La façon dont les facteurs que sont la population, les ressources (humaines, naturelles ou physiques) et la technologie se présentent au sein d’un pays contribue beaucoup à situer cet État dans la hiérarchie de la politique universelle. Ces facteurs imposent des contraintes et autorisent l’accumulation et la distribution des richesses ainsi que la création de moyens qui permettront de résister plus ou moins bien aux chocs internes et externes. Le profil de pays ainsi créé permet également de déterminer le degré de vulnérabilité du pays, de ses institutions et de son peuple face aux menaces internes ou externes. Certains chercheurs ont remarqué que les pays de petite superficie sont souvent situés en périphérie d’une région, mais il ne semble pas y avoir une corrélation claire entre ce facteur et la possibilité d’exercer une influence plus ou moins grande sur cette région ou entre ce fait et le degré de vulnérabilité du pays. D’autres chercheurs, plus nombreux, ont fait des observations sur les caractéristiques internes propres aux petits États, notamment le fait qu’ils ont moins de cohésion interne au niveau social, économique et politique que les pays plus vastes. Dans de tels cas, les petits États deviennent forcément des États faibles. Inversement, d’autres chercheurs font observer que les petits États plus cohésifs socialement et ayant des ressources importantes sont capables d’exploiter leurs richesses de façon à pouvoir réduire leur degré de vulnérabilité et poursuivre leurs objectifs internationaux. Manifestement, comme on l’a déjà observé, les éléments ne sont pas assez solides pour permettre de simples généralisations.

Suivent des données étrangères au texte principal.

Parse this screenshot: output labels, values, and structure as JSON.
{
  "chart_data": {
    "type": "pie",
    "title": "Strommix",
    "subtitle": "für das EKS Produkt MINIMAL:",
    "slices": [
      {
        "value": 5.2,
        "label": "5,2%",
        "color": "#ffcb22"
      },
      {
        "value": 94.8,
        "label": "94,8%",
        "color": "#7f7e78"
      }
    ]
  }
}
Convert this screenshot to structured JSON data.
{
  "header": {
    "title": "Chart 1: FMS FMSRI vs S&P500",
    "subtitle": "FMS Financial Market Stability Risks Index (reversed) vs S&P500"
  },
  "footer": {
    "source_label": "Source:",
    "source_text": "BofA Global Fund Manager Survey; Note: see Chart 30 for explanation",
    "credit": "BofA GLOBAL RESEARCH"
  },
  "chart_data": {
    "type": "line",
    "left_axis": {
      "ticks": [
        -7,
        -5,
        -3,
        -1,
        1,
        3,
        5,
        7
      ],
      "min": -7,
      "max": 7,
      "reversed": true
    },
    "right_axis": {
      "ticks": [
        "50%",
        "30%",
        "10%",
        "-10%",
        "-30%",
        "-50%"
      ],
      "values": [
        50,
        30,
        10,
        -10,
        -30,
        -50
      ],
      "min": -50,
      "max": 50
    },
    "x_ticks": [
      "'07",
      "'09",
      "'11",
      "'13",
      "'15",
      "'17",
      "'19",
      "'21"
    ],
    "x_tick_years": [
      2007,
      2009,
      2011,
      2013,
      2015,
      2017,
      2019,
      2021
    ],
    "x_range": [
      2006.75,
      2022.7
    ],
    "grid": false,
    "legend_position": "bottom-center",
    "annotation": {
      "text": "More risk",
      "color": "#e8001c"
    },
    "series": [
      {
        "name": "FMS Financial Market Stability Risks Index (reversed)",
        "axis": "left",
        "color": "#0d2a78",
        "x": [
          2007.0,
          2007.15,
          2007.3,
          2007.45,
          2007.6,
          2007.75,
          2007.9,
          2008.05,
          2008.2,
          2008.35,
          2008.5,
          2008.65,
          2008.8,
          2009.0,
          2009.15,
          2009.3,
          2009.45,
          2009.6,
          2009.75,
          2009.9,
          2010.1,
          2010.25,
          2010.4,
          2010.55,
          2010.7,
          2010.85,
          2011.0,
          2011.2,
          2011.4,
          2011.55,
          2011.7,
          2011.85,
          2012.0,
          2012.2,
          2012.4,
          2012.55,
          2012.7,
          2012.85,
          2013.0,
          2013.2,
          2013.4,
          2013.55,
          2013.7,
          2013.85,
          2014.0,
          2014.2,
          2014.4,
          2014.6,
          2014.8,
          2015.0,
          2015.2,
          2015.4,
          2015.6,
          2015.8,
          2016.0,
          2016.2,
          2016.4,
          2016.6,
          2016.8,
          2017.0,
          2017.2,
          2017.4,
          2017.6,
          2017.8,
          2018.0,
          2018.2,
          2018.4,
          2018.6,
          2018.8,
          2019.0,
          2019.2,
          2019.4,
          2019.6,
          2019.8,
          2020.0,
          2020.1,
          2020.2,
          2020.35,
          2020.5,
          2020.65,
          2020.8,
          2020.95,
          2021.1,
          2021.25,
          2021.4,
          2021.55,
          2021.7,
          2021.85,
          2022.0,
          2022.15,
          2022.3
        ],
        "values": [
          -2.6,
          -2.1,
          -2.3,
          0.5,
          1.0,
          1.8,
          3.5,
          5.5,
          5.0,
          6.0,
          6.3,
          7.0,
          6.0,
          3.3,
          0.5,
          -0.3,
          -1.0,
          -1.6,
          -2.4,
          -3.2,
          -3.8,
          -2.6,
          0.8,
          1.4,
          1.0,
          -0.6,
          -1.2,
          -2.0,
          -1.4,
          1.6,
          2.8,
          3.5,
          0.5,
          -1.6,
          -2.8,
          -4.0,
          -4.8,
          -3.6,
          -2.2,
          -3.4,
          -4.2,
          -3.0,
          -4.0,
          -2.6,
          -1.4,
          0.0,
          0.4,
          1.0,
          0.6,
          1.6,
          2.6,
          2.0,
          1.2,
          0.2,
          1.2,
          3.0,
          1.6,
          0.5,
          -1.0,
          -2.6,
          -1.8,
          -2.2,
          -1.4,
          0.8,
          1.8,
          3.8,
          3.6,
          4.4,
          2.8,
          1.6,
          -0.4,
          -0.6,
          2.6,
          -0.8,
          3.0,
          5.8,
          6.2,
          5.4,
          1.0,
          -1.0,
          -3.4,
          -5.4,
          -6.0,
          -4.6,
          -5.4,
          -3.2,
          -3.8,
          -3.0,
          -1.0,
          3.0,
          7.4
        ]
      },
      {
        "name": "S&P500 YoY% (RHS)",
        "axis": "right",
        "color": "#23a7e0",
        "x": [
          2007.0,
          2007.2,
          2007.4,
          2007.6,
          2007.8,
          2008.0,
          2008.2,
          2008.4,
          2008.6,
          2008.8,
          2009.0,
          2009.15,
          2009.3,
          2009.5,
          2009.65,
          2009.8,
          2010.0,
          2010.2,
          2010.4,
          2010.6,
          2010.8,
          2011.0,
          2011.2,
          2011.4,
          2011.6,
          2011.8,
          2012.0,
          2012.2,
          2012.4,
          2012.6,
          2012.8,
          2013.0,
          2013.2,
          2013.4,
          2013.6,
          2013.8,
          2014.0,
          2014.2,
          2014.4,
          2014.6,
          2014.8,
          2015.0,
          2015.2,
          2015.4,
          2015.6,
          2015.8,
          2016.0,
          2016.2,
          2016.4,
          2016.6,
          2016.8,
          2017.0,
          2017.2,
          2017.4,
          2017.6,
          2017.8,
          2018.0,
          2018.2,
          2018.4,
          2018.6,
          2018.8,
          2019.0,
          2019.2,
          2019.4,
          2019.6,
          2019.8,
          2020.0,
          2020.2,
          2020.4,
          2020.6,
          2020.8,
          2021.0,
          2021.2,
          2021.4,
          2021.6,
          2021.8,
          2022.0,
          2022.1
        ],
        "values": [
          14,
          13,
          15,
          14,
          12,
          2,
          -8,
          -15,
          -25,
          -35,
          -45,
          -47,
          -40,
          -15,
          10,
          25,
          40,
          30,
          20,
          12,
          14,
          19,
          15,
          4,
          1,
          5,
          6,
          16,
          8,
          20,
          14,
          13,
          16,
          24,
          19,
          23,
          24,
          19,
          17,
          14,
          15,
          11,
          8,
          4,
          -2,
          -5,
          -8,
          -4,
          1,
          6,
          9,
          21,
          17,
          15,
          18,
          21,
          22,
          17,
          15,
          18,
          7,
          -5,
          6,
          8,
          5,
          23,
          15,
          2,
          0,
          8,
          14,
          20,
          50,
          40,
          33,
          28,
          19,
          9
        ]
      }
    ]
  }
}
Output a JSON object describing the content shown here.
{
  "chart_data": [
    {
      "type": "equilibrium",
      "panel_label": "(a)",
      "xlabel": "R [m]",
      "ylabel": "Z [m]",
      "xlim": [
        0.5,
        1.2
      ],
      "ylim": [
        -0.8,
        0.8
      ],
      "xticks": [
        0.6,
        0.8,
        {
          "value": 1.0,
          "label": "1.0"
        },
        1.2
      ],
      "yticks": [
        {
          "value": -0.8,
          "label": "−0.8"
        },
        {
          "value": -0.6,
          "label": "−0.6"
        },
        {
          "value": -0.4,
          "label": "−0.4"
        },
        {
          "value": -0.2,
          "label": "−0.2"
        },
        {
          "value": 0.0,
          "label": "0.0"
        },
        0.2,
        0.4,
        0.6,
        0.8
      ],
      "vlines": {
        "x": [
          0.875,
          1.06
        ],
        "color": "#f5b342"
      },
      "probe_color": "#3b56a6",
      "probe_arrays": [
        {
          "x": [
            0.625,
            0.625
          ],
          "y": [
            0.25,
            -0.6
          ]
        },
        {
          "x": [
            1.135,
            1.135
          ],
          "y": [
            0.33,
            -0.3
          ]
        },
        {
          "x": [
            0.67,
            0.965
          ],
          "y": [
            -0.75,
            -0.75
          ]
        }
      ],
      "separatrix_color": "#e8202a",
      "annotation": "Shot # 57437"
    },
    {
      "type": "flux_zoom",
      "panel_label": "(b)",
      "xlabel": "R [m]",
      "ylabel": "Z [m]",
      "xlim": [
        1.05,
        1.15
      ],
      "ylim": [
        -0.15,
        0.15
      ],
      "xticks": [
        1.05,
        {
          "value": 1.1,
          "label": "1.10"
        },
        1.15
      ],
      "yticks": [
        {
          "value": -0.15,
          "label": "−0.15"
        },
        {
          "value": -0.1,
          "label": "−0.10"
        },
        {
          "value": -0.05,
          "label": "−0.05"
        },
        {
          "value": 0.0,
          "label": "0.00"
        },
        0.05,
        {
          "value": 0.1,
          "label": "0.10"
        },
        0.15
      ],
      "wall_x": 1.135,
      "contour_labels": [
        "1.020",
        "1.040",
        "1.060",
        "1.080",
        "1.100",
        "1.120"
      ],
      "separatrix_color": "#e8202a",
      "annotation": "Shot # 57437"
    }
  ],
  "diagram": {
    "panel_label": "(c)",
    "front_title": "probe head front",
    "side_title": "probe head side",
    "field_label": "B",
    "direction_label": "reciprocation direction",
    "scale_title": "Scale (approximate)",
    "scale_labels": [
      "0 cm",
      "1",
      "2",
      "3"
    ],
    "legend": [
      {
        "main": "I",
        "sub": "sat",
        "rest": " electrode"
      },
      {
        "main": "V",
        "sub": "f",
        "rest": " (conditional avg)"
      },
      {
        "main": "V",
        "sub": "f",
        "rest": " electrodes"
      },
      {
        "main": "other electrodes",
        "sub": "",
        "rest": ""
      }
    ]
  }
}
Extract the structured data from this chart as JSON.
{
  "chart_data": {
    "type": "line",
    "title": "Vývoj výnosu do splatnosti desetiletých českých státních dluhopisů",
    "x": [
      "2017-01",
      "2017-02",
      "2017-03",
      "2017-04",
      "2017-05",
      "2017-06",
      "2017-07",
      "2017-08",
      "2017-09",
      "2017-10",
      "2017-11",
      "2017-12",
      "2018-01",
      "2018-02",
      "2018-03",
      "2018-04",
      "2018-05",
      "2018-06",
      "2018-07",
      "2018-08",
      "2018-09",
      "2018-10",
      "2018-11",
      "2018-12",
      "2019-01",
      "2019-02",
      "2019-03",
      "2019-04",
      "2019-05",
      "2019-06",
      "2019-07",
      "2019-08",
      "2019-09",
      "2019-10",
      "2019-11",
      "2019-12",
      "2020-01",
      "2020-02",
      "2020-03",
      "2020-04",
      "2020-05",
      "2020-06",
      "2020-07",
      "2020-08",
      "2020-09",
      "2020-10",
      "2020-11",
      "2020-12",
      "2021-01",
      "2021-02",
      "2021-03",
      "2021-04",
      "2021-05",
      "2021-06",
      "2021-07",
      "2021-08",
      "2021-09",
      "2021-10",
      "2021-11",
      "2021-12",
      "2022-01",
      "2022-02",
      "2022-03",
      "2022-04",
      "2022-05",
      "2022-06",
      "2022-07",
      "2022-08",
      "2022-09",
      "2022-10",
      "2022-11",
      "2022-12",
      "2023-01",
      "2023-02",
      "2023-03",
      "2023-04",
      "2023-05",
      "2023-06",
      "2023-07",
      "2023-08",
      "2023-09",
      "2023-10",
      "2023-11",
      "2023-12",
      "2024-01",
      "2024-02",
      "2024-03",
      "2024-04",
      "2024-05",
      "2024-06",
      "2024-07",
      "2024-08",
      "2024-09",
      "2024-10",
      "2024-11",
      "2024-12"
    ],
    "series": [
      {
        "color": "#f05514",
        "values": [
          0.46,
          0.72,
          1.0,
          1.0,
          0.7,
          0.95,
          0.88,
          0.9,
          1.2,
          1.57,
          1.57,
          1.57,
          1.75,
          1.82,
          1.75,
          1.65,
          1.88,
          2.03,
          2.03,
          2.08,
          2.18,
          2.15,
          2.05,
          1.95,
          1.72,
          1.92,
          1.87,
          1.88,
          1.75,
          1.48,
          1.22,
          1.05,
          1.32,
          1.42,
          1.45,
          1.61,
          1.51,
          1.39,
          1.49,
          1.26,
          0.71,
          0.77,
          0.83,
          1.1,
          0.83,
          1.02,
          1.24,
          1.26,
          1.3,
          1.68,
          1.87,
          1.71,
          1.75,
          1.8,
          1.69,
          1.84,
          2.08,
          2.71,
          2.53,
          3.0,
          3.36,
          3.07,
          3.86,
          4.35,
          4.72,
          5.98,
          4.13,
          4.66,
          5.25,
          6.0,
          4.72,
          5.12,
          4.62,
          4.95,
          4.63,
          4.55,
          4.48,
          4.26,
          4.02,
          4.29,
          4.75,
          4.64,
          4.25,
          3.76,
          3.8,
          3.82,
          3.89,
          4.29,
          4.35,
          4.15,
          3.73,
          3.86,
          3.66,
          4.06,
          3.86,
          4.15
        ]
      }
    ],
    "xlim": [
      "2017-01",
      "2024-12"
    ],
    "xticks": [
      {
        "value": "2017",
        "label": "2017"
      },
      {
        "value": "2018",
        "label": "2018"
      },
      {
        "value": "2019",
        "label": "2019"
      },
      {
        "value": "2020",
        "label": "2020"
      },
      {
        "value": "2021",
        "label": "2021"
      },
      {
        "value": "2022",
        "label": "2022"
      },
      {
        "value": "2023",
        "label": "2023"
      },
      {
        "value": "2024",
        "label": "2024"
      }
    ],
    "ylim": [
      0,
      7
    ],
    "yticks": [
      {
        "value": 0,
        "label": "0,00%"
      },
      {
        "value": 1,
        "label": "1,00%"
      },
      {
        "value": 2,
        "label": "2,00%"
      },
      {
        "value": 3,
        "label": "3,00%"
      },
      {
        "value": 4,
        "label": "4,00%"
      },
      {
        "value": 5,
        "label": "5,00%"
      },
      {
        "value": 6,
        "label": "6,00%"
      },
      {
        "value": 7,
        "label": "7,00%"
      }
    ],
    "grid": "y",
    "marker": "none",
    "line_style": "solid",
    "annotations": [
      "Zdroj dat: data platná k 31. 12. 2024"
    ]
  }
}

Du nord au sud et de l’est à l’ouest, des pays de l’OPEP aux pays baltes, les forces de la mondialisation et de la politisation transforment la place qu’occupent les petits États au sein de la communauté internationale, les pressions auxquelles ils sont soumis et les instruments dont ils disposent pour poursuivre leurs intérêts.

Cela dit, on estime généralement que les petits États doivent aborder la politique étrangère dans un angle plus étroit que les autres États. Les petits États ont souvent des ressources humaines limitées, ce qui limite le niveau de compétence et la quantité de personnel dont ils disposent. Ils doivent tenir compte de leur position dans la région, être sensibles et contribuer de leurs ressources discrétionnaires aux politiques qui assurent une gestion efficace des affaires locales et régionales, même si cela les oblige à limiter leur rôle dans les institutions internationales et dans les initiatives de politique utiles qui pourraient être directement avantageuses. Pour les questions qui vont au-delà des relations immédiates, les petits États doivent obligatoirement s’en remettre à des institutions et à des processus multilatéraux. Ils sont donc aux prises avec un dilemme : d’une part, se concentrer sur les questions qui touchent leur réalité régionale immédiate, et d’autre part, affecter des ressources en vue d’accroître leur participation aux tribunes multilatérales qui sont conçues, en principe et souvent en pratique, pour augmenter le pouvoir des nombreux pays modestes pour contrecarrer les intérêts et les moyens des grands pays1 .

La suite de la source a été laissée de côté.